Search code examples
pythondataframepyspark

Pyspark: filter dataframe based on list with many conditions


Suppose you have a pyspark dataframe df with columns A and B.
Now, you want to filter the dataframe with many conditions.

The conditions are contained in a list of dicts:

l = [{'A': 'val1', 'B': 5}, {'A': 'val4', 'B': 2}, ...]

The filtering should be done as follows:

df.filter(
( (df['A'] == l[0]['A']) & (df['B'] == l[0]['B']) )
&
( (df['A'] == l[1]['A']) & (df['B'] == l[1]['B']) )
&
...
)

How can this be done with l containing many conditions, i.e. a manual insertion into the filter condition is not practical?

I thought about using separate filter steps, i.e.:

for d in l:
    df = df.filter((df['A'] == d['A']) & (df['B'] == d['B']))

Is there a shorter or more elegant way of doing this, e.g. similar to using list comprehensions?
In addition, this does not work for ORs (|).


Solution

  • You could use your list of dictionaries to create a sql expression and send it to your filter all at once.

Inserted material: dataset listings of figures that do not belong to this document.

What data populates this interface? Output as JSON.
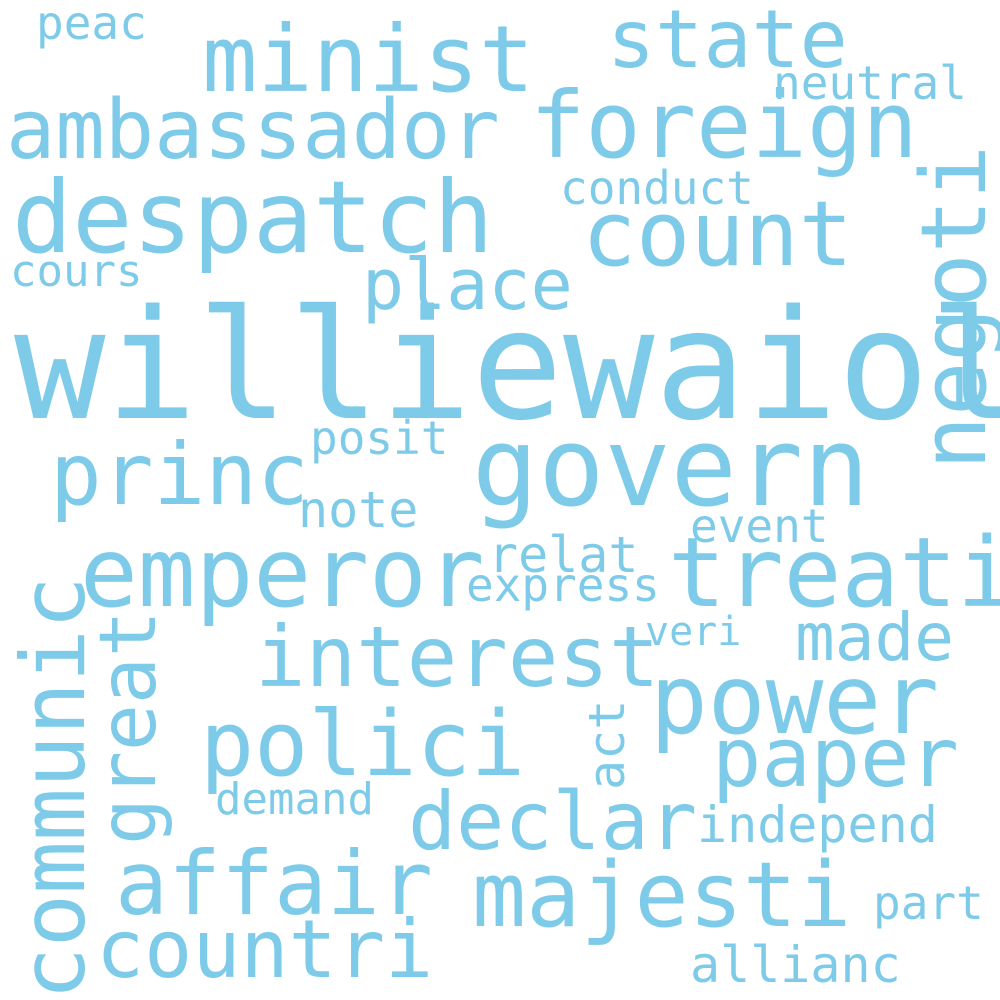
{
  "word_cloud": {
    "color": "#7ecbe9",
    "background": "#ffffff",
    "words": {
      "williewaiola": "williewaiola",
      "govern": "govern",
      "despatch": "despatch",
      "emperor": "emperor",
      "treati": "treati",
      "majesti": "majesti",
      "ambassador": "ambassador",
      "foreign": "foreign",
      "count": "count",
      "negoti": "negoti",
      "power": "power",
      "minist": "minist",
      "princ": "princ",
      "affair": "affair",
      "polici": "polici",
      "interest": "interest",
      "communic": "communic",
      "paper": "paper",
      "declar": "declar",
      "countri": "countri",
      "state": "state",
      "great": "great",
      "place": "place",
      "made": "made",
      "conduct": "conduct",
      "neutral": "neutral",
      "posit": "posit",
      "note": "note",
      "relat": "relat",
      "event": "event",
      "express": "express",
      "veri": "veri",
      "act": "act",
      "demand": "demand",
      "independ": "independ",
      "part": "part",
      "allianc": "allianc",
      "cours": "cours",
      "peac": "peac"
    }
  }
}
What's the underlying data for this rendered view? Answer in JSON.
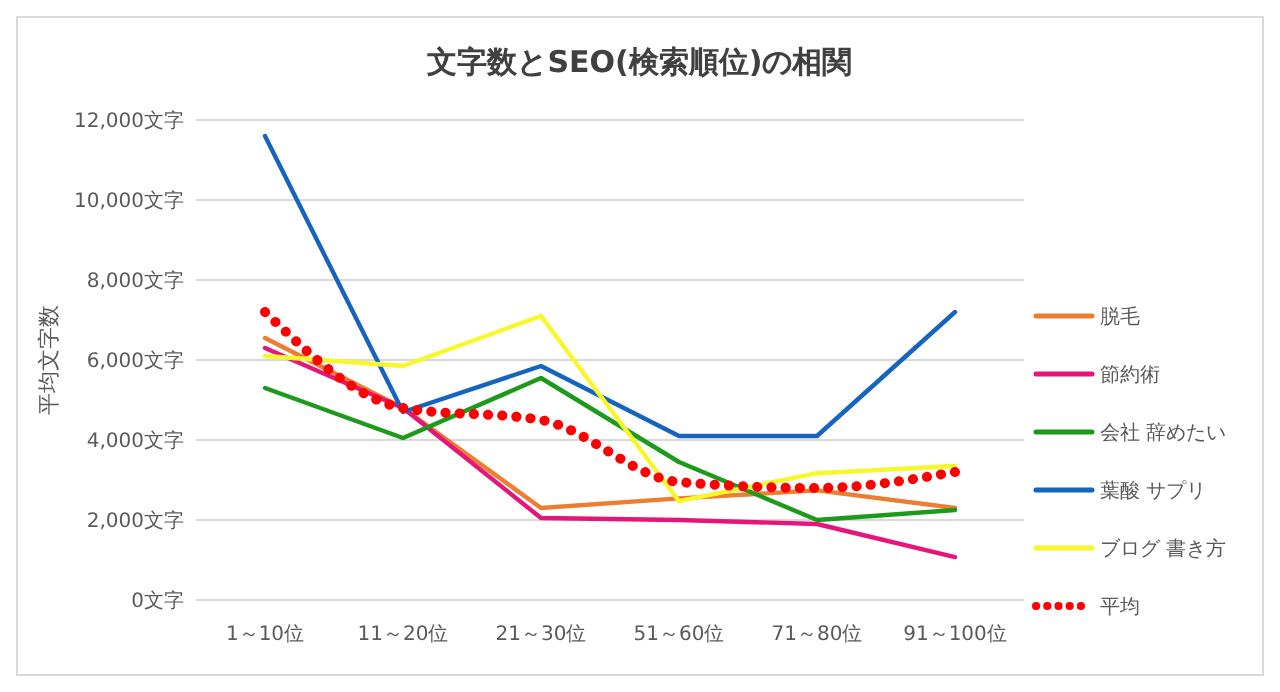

    l = [{'A': 'val1', 'B': 5}, {'A': 'val4', 'B': 2}]
    df.show()
    
    #+----+---+
    #|   A|  B|
    #+----+---+
    #|val1|  5|
    #|val1|  1|
    #|val1|  3|
    #|val4|  2|
    #|val1|  4|
    #|val1|  1|
    #+----+---+
    
    df.filter(' or '.join(["A"+"="+"'"+d['A']+"'"+" and "+"B"+"="+str(d['B']) for d in l])).show()
    
    #+----+---+
    #|   A|  B|
    #+----+---+
    #|val1|  5|
    #|val4|  2|
    #+----+---+